Based on my experience with mainstream news and media organisations, they have very little technical appreciation for what occurs with many of this infrastructure vulnerabilities and malicious code attacks. Quite often I would have camera crews wanting to come into our labs “to film the virus destroying the computer”.

I would suggest in the case of this recent vulnerability exploit, is that the spokespeople from the local companies took a calm and reasonable line (no one would have suggested just turning off your computer as a defence), but no one would have gone too hard on Microsoft. There is a degree of reasonable balance and tone that has been adopted by the security companies, as predictions of worst case scenarios are labelled as beat ups and revenue generating exercises.

Channel Nine, like all other media agencies, would have looked for an angle that would resonate with the viewers — not the most technically literate of viewers — and a suggestion to swap web browsers would have further complicated the issue. There are inherent risks within the Mozilla/Firefox systems as well (admittedly reduced) and they do not provide the same browsing experience.

The suggestion that the cosy relationship between PBL and Microsoft may have influenced the report I would suggest is probably wide of the mark.

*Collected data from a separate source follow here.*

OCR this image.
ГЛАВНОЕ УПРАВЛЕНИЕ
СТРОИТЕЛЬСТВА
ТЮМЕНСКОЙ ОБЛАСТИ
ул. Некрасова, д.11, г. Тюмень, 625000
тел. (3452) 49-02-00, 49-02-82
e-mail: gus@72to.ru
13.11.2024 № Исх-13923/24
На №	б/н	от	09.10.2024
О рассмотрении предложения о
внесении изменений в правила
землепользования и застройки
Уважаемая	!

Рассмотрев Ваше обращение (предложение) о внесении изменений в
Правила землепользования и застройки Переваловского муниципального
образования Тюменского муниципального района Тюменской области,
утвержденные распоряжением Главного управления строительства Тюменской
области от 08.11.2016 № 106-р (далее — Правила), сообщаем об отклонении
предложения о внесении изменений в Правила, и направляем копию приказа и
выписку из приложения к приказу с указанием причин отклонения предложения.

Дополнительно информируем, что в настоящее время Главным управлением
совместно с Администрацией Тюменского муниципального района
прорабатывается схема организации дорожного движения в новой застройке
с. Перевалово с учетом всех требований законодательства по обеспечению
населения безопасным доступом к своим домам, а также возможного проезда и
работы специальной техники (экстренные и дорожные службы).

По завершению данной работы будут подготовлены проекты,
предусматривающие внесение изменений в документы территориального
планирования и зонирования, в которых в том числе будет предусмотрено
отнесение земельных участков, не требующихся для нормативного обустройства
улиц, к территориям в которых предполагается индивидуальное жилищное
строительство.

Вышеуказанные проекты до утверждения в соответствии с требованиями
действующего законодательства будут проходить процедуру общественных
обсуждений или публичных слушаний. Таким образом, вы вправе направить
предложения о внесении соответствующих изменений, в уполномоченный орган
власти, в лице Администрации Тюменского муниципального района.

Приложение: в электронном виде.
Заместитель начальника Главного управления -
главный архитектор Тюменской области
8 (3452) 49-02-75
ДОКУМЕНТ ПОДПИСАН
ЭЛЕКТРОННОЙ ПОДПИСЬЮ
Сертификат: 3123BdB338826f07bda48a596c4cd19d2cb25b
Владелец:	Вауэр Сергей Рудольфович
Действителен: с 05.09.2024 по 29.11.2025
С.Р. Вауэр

Letter from… Kuala Lumpur:

Luke Hughes writes: Re. “Letter from… Kuala Lumpur” (yesterday, item 14). Oh dear, a little bit of knowledge is a dangerous thing, and so it is with your Thursday from Malaysia, Arne Wrattan, in his illuminations about Malaysia and yoga. While his intent seems sound, his little item from KL is full of basic errors, suggesting Arne might need some work to meet Kevin Rudd’s goal of making Australia an Asia nation.

  1. The various forms of yoga are of Vedic origins from the Indian sub-continent, which evolved into practices associated with Hinduism, not “Hindi” as Arne describes it. Hindi is a language. Hinduism is a religion, or a “way of life” as the devout prefer to regard it. You compound this error a few times aka instructors are of Hindi origins etc. Hindi and Hindu are two very different things. Maybe it’s a typo, but its several of them.
  2. The Malaysia PM, for the time being, is Abdullah Ahmed Badawi.
  3. And 65% of Malaysians are not Muslims. It’s more like 55-60%. The non-Malay indigenous peoples of the Eastern Malaysian states of Sarawak and Sabah are indeed “bumiputra” (princes of the earth) but many of them are not Islamic as your numbers suggest, but rather Christian or even animist. It’s an important distinction as those states are becoming the kingmakers in determining whether the mostly Muslim UMNO-led coalition stays in power for much longer, as its margins of victory reduce.
  4. And what is this term “matsalis”. Is it Greek? You claim it means “white people” in Malaysia. No, that’s “orang putih” in Malay. The term you are looking for is “mat salleh”, so adopted by Malaysians in irony after a colonial-era rebel local in North Borneo (modern-day Sabah) who sold out to the British.
  5. You ask why a country would try to ban yoga but sell magazines on it. The country didn’t try to ban it. The fatwa council is of the mosque, not the state.

A better understanding of where you are in Asia before you pontificate about it can be helpful.


John Addis writes: The headline on Wednesday’s SMH was “Billions for the clever country”, concerning an announcement on education. Can someone please explain to me why we are giving all this money to Sweden?